心里难免暗暗奇怪。

以他的了解,四爷不该如此才对。

一旁田文镜倒没想那么多,只是将名字深深记在心里。

这位,以后不能得罪。

“那么四爷,换一位格格如何?”邬思道语气谨慎了几分。

四爷这会儿,没有反对。

在他心里,除了小狐狸与子嗣,其他倒不那么重要。

必要时,都可以牺牲。

“行,爷会上折子。”

见四爷同意了,邬思道这才松了口气。

他还真怕又拒绝了。

毕竟…这事关接下来打消直郡王与太子两党的戒心,好安然离京。

但心里也难免起了好奇。

到底是怎样的女子,竟令得看似规矩肃然,实则冷漠无情的四爷,这样惦念,连一点儿声名受损都不肯。

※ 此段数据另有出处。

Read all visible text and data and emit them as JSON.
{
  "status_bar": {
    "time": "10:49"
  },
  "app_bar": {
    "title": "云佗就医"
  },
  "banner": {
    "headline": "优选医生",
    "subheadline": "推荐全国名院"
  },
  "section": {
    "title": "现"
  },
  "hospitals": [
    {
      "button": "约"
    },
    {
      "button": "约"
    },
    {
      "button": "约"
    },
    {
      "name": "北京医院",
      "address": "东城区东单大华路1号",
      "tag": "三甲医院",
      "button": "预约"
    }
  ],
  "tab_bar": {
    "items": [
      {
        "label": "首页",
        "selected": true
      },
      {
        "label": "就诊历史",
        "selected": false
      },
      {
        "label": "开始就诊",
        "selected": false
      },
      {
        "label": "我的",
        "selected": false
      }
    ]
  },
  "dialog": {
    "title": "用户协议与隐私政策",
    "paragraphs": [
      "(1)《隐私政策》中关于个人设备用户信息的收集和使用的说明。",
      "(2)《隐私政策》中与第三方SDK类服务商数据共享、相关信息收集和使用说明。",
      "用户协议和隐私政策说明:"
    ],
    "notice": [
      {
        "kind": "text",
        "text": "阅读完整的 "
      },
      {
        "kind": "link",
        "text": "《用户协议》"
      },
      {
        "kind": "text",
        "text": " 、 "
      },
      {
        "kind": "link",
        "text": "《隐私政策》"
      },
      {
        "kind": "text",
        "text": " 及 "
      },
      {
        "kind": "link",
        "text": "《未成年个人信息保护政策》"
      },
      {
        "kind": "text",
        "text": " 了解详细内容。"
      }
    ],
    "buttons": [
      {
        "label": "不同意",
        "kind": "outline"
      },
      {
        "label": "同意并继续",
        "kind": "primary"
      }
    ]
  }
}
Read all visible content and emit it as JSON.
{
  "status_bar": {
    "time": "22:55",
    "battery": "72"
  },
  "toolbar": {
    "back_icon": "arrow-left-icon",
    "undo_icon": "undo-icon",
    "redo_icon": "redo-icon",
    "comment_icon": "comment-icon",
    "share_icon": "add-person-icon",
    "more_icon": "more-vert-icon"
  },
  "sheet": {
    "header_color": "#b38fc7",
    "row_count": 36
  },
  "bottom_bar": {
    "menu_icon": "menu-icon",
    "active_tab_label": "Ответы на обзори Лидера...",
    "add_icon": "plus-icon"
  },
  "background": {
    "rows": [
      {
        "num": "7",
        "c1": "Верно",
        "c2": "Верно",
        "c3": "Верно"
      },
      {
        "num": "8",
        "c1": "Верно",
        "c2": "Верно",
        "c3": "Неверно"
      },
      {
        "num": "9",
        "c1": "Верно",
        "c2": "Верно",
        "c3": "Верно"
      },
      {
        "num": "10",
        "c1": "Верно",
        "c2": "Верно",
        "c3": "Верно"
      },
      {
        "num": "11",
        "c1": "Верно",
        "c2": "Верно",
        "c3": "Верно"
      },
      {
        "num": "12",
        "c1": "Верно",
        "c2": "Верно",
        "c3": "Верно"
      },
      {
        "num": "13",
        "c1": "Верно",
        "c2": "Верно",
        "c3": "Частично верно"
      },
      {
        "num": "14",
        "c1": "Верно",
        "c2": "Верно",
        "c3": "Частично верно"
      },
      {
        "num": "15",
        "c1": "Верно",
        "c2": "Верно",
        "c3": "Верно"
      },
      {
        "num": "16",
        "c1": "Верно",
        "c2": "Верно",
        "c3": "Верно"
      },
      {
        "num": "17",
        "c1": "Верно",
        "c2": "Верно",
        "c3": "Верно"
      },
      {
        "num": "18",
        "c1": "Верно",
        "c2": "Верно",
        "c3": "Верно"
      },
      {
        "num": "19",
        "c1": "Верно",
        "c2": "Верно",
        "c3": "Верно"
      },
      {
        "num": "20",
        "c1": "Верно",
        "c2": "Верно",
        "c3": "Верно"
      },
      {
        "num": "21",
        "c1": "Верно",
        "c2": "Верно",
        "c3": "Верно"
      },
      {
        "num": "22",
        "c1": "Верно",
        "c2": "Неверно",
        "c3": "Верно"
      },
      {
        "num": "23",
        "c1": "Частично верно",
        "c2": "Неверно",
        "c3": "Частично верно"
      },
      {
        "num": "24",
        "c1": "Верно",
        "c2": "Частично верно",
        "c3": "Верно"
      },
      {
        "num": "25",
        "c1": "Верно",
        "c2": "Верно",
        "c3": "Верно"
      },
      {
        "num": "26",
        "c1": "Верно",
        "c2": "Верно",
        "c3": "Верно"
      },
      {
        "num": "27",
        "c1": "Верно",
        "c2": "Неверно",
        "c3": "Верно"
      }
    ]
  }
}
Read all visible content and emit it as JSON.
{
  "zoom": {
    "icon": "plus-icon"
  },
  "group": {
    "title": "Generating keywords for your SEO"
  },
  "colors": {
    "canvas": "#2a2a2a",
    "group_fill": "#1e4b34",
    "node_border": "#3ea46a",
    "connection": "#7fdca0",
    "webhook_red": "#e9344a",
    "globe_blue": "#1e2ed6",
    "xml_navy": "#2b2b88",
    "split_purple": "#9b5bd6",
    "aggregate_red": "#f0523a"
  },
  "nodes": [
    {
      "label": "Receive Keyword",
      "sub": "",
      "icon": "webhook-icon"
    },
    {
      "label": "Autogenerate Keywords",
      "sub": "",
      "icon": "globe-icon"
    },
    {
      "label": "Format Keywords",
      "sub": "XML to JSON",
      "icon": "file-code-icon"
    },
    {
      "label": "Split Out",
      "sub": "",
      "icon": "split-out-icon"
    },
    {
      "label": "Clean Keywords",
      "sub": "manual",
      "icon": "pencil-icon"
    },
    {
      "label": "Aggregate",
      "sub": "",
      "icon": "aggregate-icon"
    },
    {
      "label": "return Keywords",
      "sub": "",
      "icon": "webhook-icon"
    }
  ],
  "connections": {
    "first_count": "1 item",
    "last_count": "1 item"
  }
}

此刻,被四爷倚重谋士惦记的某姜姓格格,正在发着小脾气。

“拿走,全部拿走!我不要!”

姜晚晚托着香腮,清冷的看着身旁一应或端着、或捧着锦盒的一干小太监。

前方领头的苏万福苦着脸,额头急的直冒冷汗,不时抬起袖子擦了擦。

“苏公公,我们格格心情不好,还请您不要放在心上。”白露歉意的福了福身。